In Beirut’s southern suburbs, the remains of exploded pagers used by Hezbollah on display at an undisclosed location, on September 18, 2024, in a stealth attack blamed on Israel. (AFP)

The Hezbollah chief estimated that Israel has been collecting data through aerial surveillance for the past 17 years — since the end of the Second Lebanon War — and that the terror group “couldn’t grasp how deep” it went.

He denied, however, that there were any serious cases of Israeli spies infiltrating Hezbollah’s senior ranks, saying no evidence had so far been uncovered of “vast human infiltration.”

The pager attack marked the opening blow in an Israeli military campaign against Hezbollah, following nearly a year of cross-border skirmishes that began when the terror group began carrying out solidarity attacks a day after its ally Hamas’s October 7, 2023, onslaught. The fighting ended in November with a US-brokered ceasefire deal.

In the al-Mayadeen interview, Qassem explained Hezbollah’s decision to launch near-daily attacks on Israel in wake of the Hamas attack rather than a full-scale war.

“The outcome of a full war is predictable. It requires preparedness that simply wasn’t available,” he said. “We had to enter the battle with limited support and observe developments closely. Based on how things evolved, we could make a clearer choice.”

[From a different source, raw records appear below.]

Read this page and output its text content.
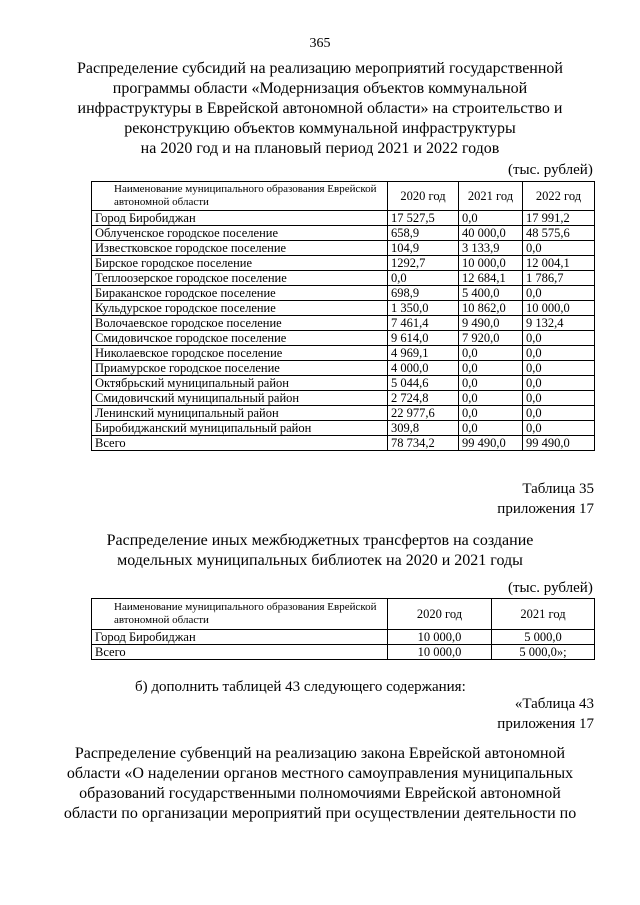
365
Распределение субсидий на реализацию мероприятий государственной
программы области «Модернизация объектов коммунальной
инфраструктуры в Еврейской автономной области» на строительство и
реконструкцию объектов коммунальной инфраструктуры
на 2020 год и на плановый период 2021 и 2022 годов
(тыс. рублей)
Наименование муниципального образования Еврейской автономной области	2020 год	2021 год	2022 год
Город Биробиджан	17 527,5	0,0	17 991,2
Облученское городское поселение	658,9	40 000,0	48 575,6
Известковское городское поселение	104,9	3 133,9	0,0
Бирское городское поселение	1292,7	10 000,0	12 004,1
Теплоозерское городское поселение	0,0	12 684,1	1 786,7
Бираканское городское поселение	698,9	5 400,0	0,0
Кульдурское городское поселение	1 350,0	10 862,0	10 000,0
Волочаевское городское поселение	7 461,4	9 490,0	9 132,4
Смидовичское городское поселение	9 614,0	7 920,0	0,0
Николаевское городское поселение	4 969,1	0,0	0,0
Приамурское городское поселение	4 000,0	0,0	0,0
Октябрьский муниципальный район	5 044,6	0,0	0,0
Смидовичский муниципальный район	2 724,8	0,0	0,0
Ленинский муниципальный район	22 977,6	0,0	0,0
Биробиджанский муниципальный район	309,8	0,0	0,0
Всего	78 734,2	99 490,0	99 490,0
Таблица 35
приложения 17
Распределение иных межбюджетных трансфертов на создание
модельных муниципальных библиотек на 2020 и 2021 годы
(тыс. рублей)
Наименование муниципального образования Еврейской автономной области	2020 год	2021 год
Город Биробиджан	10 000,0	5 000,0
Всего	10 000,0	5 000,0»;
б) дополнить таблицей 43 следующего содержания:
«Таблица 43
приложения 17
Распределение субвенций на реализацию закона Еврейской автономной
области «О наделении органов местного самоуправления муниципальных
образований государственными полномочиями Еврейской автономной
области по организации мероприятий при осуществлении деятельности по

According to Qassem, Hamas did not coordinate with Hezbollah in advance of October 7, and the two terrorist organizations later discussed whether the latter should intensify attacks on Israel.

“Doing more than support would not have changed the outcome,” he insisted, saying “we came to see that the Israeli aggression was extreme, supported by new rules of engagement and US backing.”

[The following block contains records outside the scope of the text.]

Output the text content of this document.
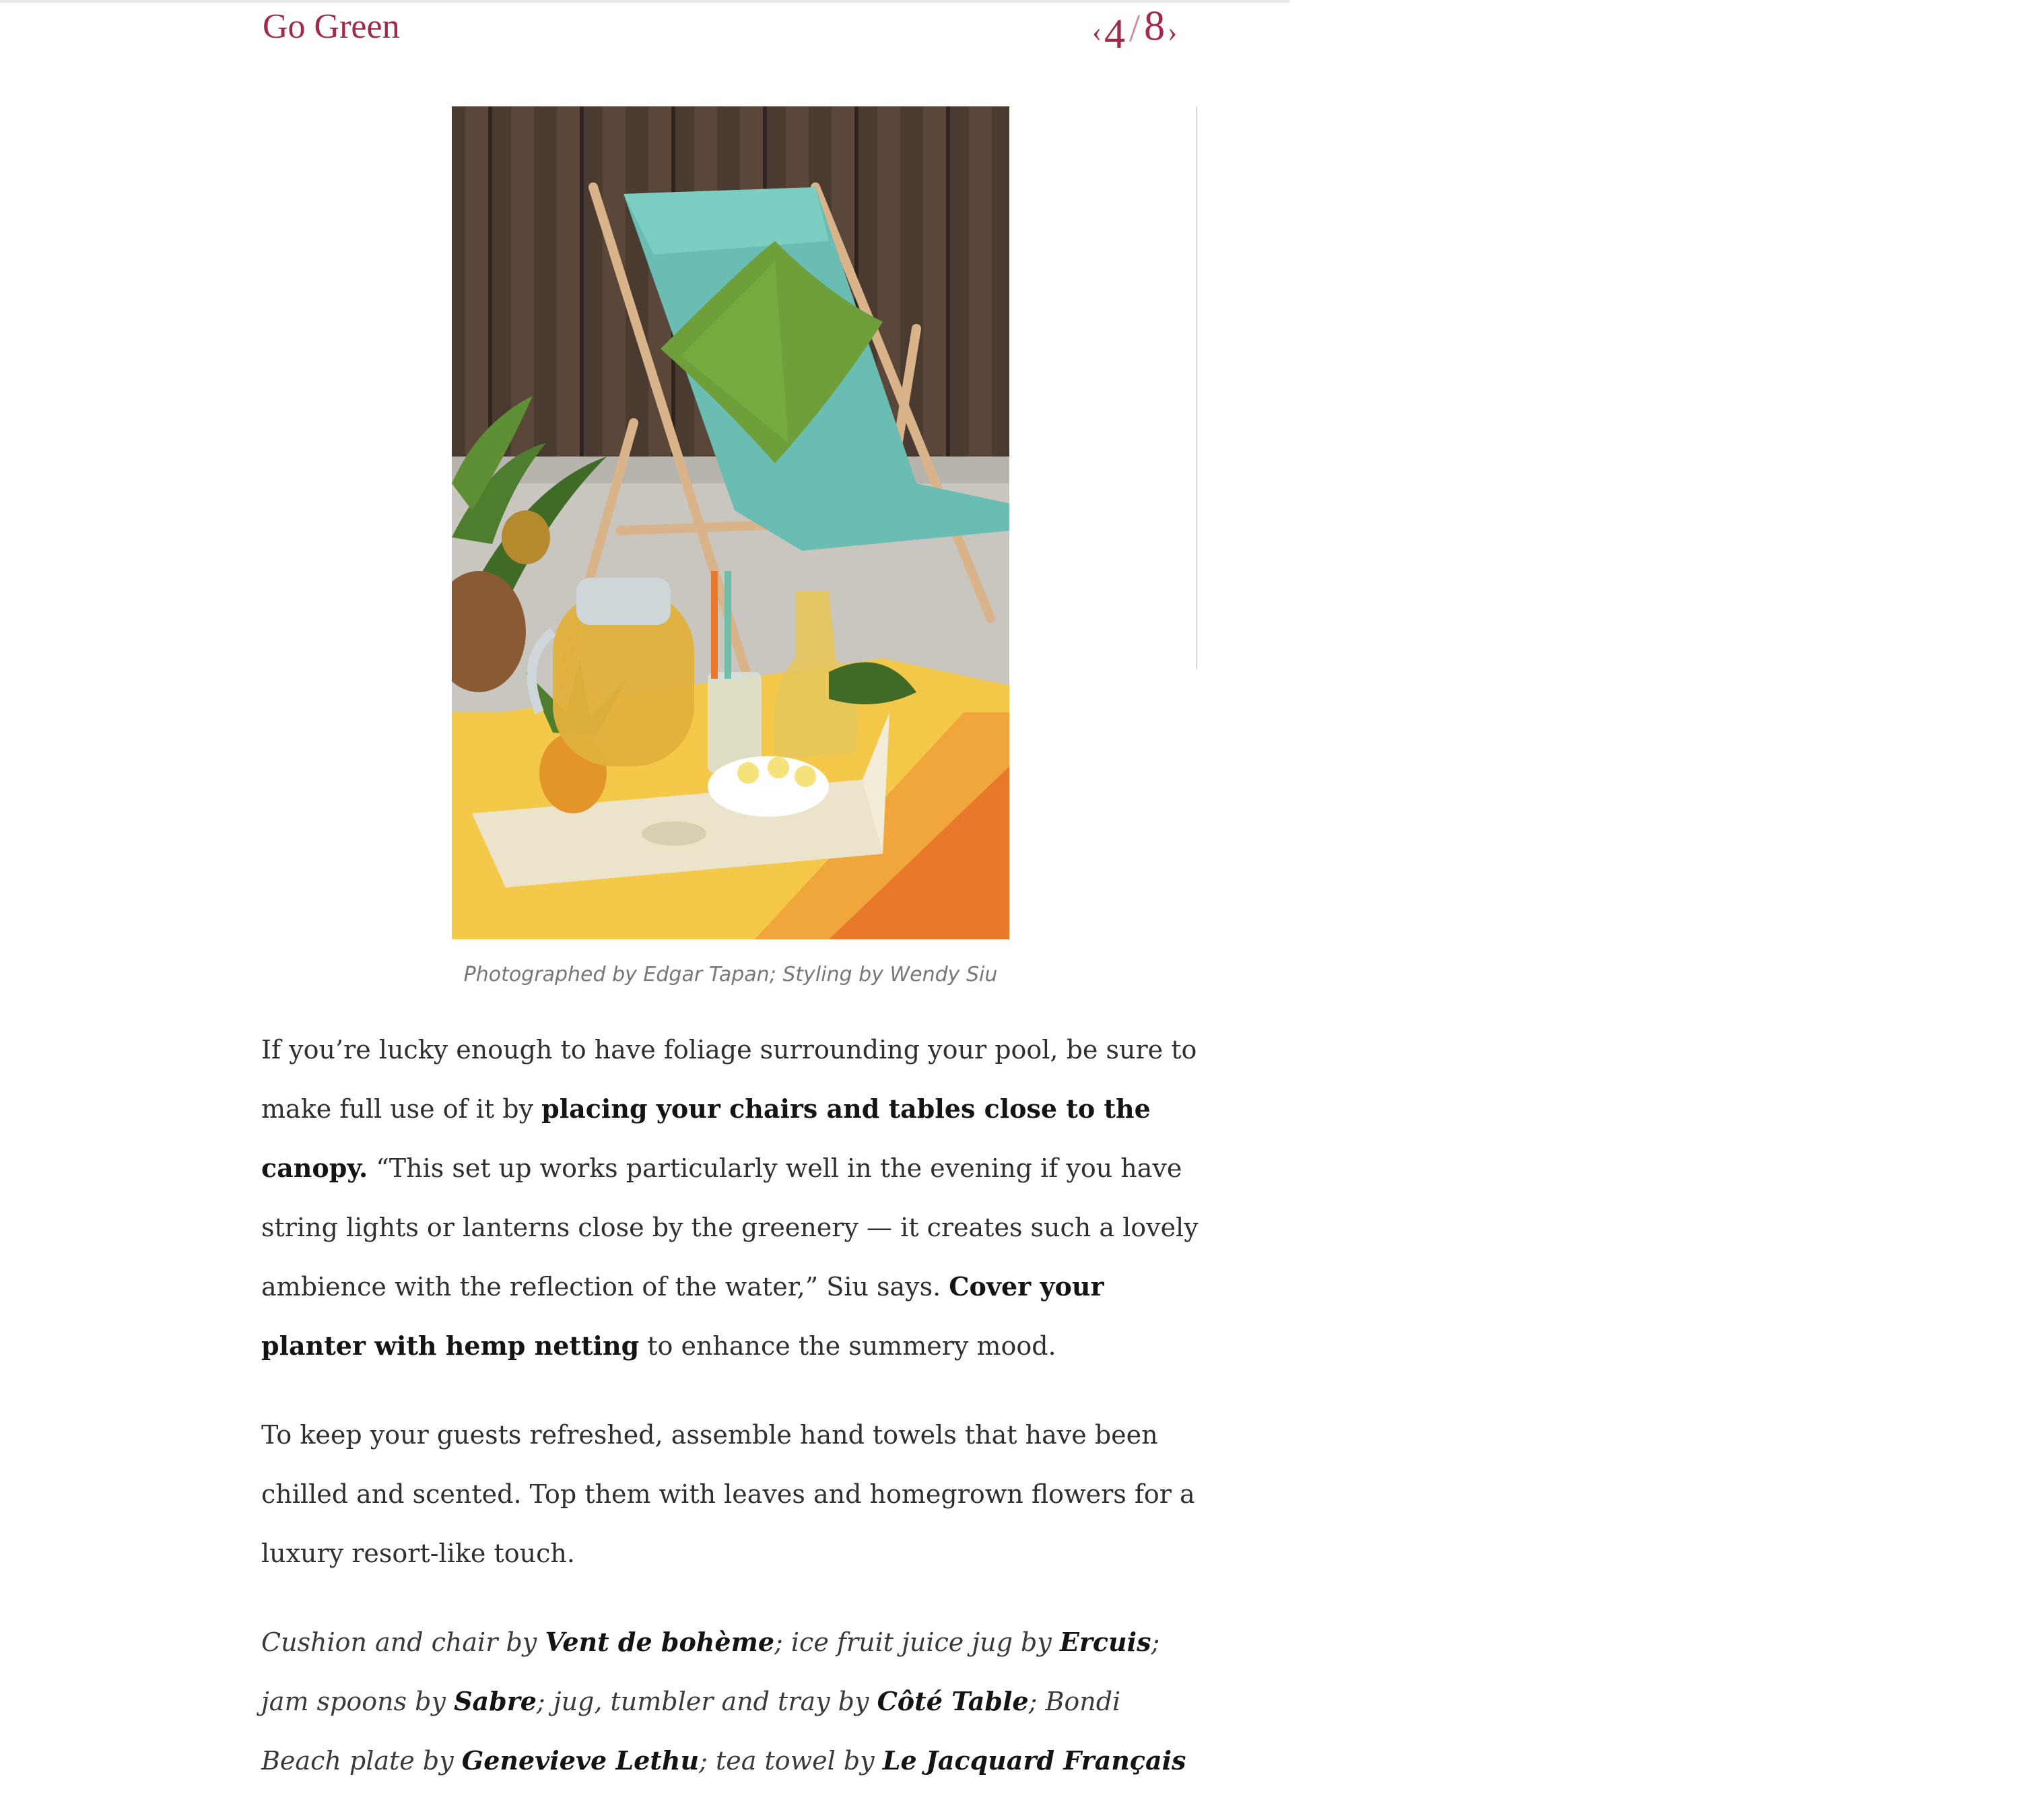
Go Green	‹ 4 / 8 ›
Photographed by Edgar Tapan; Styling by Wendy Siu

If you’re lucky enough to have foliage surrounding your pool, be sure to make full use of it by placing your chairs and tables close to the canopy. “This set up works particularly well in the evening if you have string lights or lanterns close by the greenery — it creates such a lovely ambience with the reflection of the water,” Siu says. Cover your planter with hemp netting to enhance the summery mood.

To keep your guests refreshed, assemble hand towels that have been chilled and scented. Top them with leaves and homegrown flowers for a luxury resort-like touch.

Cushion and chair by Vent de bohème; ice fruit juice jug by Ercuis; jam spoons by Sabre; jug, tumbler and tray by Côté Table; Bondi Beach plate by Genevieve Lethu; tea towel by Le Jacquard Français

Lebanese emergency responders inspect the debris at the site of an airstrike on a vehicle in Khalde, south of the capital Beirut on July 3, 2025. (IBRAHIM AMRO / AFP)

Addressing recent Israeli strikes against Hezbollah in Lebanon, Qassem threatened that “resistance will not wait forever. There are limits.” Israel says it reserves the right under the ceasefire agreement to act against imminent threats by Hezbollah, and accuses the terror group of ceasefire violations, which it denies.

“There is no third option between victory and martyrdom. We do not have surrender as an option,” Qassem said.